A group of people sit around a bonfire.
A bonfire adds a warm, welcoming glow to any graduation party. Just make sure the atmosphere is calm, not raucous and reckless. (For Spectrum Health Beat)

Bonfires are a popular way to celebrate big events among teens, but they’re at risk for serious burn injuries, an expert warns.

“The only guaranteed way to prevent bonfire burn injuries is to not have a fire in the first place,” said burn surgeon Dr. Arthur Sanford, of Loyola Medicine in Maywood, Ill. “But if you do decide to have a fire for a prom, graduation or other occasion, there are simple ways to minimize the risk of burns.”

Check the weather and cancel the bonfire if high winds are forecast, he recommended in a Loyola news release. Clear all brush from the area and make a fire pit. Keep a bucket of water and garden hose close by.

Newspaper and small kindling provide the safest way to start a fire. If you decide to use charcoal lighter fluid, seal the container after use and keep it well away from the fire.
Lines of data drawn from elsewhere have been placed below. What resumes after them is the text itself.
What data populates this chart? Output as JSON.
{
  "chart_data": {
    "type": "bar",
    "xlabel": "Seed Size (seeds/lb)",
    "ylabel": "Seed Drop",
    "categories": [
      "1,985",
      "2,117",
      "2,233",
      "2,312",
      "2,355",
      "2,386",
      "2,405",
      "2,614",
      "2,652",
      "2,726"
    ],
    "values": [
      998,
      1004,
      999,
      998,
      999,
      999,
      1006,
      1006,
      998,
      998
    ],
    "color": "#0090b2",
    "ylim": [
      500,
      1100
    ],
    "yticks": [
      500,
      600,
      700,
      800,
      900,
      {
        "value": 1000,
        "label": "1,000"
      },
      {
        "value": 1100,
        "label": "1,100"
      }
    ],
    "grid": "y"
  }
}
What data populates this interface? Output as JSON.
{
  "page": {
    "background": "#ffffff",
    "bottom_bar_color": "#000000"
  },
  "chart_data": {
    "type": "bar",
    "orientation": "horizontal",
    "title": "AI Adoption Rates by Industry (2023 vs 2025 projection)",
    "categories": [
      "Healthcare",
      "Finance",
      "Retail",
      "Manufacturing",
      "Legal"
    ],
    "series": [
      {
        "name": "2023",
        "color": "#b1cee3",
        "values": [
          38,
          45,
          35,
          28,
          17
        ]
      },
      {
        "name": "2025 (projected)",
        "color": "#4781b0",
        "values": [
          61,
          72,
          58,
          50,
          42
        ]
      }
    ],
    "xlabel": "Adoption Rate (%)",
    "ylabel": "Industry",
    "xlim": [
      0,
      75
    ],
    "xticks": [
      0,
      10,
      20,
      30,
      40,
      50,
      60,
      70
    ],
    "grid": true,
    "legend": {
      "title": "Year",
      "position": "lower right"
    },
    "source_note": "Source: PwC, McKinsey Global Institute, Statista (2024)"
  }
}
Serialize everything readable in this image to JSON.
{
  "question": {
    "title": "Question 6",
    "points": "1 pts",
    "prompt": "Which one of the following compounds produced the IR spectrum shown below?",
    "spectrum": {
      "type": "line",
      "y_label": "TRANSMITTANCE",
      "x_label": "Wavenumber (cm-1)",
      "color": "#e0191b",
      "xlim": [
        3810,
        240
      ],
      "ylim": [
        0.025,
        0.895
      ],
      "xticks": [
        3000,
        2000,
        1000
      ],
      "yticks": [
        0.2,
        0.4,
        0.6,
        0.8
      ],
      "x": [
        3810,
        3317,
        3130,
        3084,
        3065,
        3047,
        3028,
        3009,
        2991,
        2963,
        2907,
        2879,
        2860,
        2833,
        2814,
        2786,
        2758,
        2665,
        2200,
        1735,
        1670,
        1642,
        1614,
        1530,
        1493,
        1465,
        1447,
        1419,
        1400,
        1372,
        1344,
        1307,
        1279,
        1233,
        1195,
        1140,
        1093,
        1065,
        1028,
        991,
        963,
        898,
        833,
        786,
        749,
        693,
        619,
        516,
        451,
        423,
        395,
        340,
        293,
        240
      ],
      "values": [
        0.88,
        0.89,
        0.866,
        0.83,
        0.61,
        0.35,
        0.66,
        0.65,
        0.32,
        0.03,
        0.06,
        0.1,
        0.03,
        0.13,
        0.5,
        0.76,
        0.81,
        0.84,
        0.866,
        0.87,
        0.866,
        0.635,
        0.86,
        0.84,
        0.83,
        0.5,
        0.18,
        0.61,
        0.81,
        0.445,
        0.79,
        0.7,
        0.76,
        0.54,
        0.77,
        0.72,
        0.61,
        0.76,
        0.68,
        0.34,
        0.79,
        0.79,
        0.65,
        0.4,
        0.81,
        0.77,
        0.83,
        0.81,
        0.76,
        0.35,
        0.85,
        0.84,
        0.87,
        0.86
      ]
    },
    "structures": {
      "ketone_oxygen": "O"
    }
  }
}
Do not put lighter fluid on a fire after it’s started, Sanford said.

And, he added, never use accelerants such as gasoline, diesel fuel or kerosene, and never spray aerosols or throw canisters or fireworks into the fire.

Keep the bonfire at a manageable size, no more than about four feet square, Sanford advised.

Everyone should stay a safe distance away and never horse around near a fire, he said. No one should drink alcohol.

Always put the fire out completely before you leave. Stir the ashes and douse them thoroughly with water. Sanford said Loyola’s burn center has treated numerous patients who suffered burns after accidentally walking on hot ashes.